In Swift, is there a convenient way to specify a predicate or other approach for this type of collation order?

CodePudding user response：

First, turn your alphabet into a Dictionary that maps each Character to its integer position in the alphabet:

import Foundation

let hieroglyphAlphabet = "AiyawbpfmnrhHxXzsSqkgtTdD"

let hieroglyphCodes = Dictionary(
    uniqueKeysWithValues: hieroglyphAlphabet
        .enumerated()
        .map { (key: $0.element, value: $0.offset) }
)

Next, extend StringProtocol with a property that returns an array of such alphabetic positions:

extension StringProtocol {
    var hieroglyphEncoding: [Int] { map { hieroglyphCodes[$0] ?? -1 } }
}

I'm turning non-alphabetic characters into -1, so they will be treated as less-than alphabetic characters. You could turn them into .max to treat them as greater-than, or use a more complex type than Int if you need more special treatment.

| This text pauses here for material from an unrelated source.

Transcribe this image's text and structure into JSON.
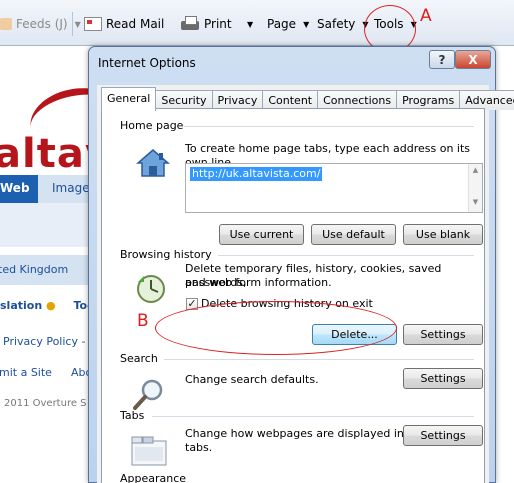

Now you can sort an array of strings by hieroglyphEncoding, using the lexicographicallyPrecedes method of Sequence:

let unsorted = "this is the sort order".components(separatedBy: " ")
let sorted = unsorted.sorted {
    $0.hieroglyphEncoding.lexicographicallyPrecedes($1.hieroglyphEncoding)
}
print(sorted)

Output:

["order", "is", "sort", "the", "this"]

It is not efficient to recompute the hieroglyphEncoding of each string on demand during the sort, so if you have many strings to sort, you should wrap each string and its encoding into a wrapper for sorting or use a Schwartzian transform.